No mês passado, pela primeira vez na história, a maioria das pesquisas feitas no Google foram aquelas classificadas como “pesquisa de 1 clique”, aquela em que a pessoa pesquisou alguma coisa e já se deu por satisfeita com o que apareceu, sem cliques adicionais, sem mergulhar mais a fundo em nenhum link apresentado. Isso mostra (1) uma preguiça geral, (2) a crescente transformação do Google em quase-oráculo e (3) um prato cheio para o Viés de Confirmação.
Na prática, algumas dicas
• Pesquise também o contrário da sua afirmação. Se escreveu “bacon faz mal”, escreva também “bacon faz bem”
• Mude seu mindset de afirmações para dúvidas. Use “bacon faz mal ou faz bem?”
• Na interação com outros humanos, mantenha-se aberto e sem a necessidade ou pressa de concordar ou discordar. Pesquisar coisas leva tempo e quanto mais input melhor. Entenda a consideração alheia como input.
• Ao discutir, procure contribuir com fatos e sem querer necessariamente convencer. Compartilhe as coisas que descobriu, coloque mais dados na mesa.
• Alguns browsers possuem extensões que facilitam essa busca por pontos de vista contrários. Instale e experimente, pelo menos até criar o hábito desse olhar contrário.

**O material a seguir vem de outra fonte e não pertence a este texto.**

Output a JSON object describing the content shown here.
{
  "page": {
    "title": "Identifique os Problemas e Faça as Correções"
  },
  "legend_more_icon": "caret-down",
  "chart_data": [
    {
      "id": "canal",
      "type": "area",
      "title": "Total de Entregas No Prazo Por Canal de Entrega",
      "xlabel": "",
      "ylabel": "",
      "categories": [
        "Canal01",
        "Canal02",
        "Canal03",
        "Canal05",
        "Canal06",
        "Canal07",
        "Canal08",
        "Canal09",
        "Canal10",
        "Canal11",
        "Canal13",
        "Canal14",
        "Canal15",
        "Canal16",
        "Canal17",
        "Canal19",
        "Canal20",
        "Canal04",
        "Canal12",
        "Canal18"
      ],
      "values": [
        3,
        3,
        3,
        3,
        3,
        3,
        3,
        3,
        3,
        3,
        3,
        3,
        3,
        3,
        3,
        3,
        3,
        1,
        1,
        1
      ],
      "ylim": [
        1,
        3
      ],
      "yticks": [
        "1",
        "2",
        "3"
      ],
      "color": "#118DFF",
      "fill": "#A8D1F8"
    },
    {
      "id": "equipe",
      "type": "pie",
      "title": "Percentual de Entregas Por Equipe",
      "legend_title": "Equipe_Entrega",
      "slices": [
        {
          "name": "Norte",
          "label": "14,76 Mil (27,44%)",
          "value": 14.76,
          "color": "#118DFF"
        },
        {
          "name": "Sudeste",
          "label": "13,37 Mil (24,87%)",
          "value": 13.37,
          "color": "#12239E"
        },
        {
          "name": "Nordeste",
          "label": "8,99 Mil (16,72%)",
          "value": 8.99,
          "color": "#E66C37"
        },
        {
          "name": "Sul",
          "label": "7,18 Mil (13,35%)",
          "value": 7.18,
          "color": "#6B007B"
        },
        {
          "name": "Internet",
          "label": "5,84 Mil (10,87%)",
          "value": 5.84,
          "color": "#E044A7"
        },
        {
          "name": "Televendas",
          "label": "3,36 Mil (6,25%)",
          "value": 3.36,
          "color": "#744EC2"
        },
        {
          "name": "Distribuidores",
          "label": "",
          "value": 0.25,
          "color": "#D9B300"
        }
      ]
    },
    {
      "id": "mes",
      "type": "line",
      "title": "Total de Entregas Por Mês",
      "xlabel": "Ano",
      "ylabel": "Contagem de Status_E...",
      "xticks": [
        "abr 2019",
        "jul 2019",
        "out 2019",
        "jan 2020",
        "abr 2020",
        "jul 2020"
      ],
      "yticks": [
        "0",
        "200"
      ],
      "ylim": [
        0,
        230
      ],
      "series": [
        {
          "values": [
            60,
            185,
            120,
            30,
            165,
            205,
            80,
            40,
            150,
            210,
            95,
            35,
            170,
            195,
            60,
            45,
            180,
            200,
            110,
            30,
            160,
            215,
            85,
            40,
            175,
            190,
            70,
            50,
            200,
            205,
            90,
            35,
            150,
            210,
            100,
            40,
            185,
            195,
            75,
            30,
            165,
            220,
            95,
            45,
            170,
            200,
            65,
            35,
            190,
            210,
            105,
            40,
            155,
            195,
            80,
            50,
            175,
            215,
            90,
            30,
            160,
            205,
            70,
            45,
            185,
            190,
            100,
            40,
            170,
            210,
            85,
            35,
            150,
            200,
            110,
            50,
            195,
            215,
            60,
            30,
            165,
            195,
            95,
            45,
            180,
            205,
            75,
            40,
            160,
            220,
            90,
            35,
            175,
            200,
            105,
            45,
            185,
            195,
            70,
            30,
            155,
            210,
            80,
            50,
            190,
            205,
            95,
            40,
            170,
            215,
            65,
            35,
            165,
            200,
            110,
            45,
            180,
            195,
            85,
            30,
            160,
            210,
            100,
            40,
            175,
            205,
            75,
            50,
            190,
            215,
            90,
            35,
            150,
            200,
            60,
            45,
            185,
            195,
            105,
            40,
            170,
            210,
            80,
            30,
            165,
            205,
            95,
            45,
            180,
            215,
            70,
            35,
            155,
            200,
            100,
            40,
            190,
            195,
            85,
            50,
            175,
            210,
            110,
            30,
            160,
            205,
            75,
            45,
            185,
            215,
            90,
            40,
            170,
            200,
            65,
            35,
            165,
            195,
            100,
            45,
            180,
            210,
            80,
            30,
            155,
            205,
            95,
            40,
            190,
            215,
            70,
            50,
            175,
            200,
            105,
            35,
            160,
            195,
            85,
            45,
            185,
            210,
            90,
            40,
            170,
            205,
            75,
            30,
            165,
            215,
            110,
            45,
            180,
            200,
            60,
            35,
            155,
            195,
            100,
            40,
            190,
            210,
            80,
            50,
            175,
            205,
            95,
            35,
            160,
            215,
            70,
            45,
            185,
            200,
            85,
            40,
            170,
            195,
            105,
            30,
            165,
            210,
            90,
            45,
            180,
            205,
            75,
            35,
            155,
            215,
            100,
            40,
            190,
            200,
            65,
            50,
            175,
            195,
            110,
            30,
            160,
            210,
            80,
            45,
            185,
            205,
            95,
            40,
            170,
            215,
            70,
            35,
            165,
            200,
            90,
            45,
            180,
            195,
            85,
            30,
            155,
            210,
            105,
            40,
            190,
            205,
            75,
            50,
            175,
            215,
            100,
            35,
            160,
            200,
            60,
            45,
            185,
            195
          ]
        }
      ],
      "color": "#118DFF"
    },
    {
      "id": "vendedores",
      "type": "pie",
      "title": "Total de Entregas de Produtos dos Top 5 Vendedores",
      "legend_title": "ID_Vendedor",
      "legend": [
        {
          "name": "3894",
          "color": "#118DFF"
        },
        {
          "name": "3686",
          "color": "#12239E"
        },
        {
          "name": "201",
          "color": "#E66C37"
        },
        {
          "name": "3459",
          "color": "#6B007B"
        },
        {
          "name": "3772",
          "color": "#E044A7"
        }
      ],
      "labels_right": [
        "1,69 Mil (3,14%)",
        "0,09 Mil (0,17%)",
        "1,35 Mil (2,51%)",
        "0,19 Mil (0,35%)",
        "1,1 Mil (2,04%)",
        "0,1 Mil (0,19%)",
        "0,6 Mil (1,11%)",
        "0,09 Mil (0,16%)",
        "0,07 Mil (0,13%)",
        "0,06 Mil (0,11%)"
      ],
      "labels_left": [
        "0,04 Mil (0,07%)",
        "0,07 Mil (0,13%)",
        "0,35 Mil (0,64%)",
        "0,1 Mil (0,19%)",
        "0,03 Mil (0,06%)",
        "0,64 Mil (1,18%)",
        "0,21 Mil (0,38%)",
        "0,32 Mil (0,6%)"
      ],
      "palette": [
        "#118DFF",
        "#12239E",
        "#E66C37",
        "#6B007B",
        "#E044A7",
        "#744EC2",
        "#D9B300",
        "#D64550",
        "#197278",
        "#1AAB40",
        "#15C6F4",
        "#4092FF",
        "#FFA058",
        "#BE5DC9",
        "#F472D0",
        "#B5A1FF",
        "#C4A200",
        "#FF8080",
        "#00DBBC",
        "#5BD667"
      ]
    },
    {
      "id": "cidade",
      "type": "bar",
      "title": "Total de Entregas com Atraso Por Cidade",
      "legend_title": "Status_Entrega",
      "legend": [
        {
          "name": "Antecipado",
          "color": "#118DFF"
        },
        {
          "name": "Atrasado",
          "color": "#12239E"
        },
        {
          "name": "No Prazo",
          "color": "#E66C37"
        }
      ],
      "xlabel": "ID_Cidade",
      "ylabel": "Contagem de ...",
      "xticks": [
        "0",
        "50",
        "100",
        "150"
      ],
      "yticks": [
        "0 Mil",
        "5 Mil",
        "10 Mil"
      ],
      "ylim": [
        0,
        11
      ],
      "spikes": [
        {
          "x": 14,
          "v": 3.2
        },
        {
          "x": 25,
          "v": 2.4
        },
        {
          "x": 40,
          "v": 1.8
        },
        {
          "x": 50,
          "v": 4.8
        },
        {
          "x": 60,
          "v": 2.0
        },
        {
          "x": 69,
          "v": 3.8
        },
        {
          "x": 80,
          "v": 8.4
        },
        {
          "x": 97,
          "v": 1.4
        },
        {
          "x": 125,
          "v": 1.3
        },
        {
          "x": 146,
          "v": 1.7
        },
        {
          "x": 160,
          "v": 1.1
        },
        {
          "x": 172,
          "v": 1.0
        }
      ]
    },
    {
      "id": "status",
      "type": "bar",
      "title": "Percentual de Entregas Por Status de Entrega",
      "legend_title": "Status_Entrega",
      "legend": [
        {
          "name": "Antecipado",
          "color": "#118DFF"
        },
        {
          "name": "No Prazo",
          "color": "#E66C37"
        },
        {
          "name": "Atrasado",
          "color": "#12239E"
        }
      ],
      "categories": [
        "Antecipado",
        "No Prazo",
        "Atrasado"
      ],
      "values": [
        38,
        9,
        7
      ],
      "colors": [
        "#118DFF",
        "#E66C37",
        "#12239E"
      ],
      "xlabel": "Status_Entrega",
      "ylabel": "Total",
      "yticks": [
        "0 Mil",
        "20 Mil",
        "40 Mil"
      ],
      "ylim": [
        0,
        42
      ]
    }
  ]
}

• Use volumes como mais um recurso. Veja quantas respostas retornam com a posição A e quantas retornam com a B. Tem muito mais gente no mundo que acha que a terra não é plana do que aqueles que acham que é? Pode ser mais um input a ser levado em conta
Enfim, esses são apenas alguns truques para tentar minimizar a influência do viés de confirmação na sua vida, mas o mais importante mesmo é você ajustar o seu cérebro mesmo para deixa-lo mais preparado para isso, diariamente. Como tudo na vida, é treino. Confirmação é algo que deve acontecer láááá no fim de uma pesquisa e nunca logo de cara. Colecione dados, crie repertório, deixa as coisas maturarem um pouco dentro da sua cabeça e tenha uma visão mais verdadeira do mundo a sua volta.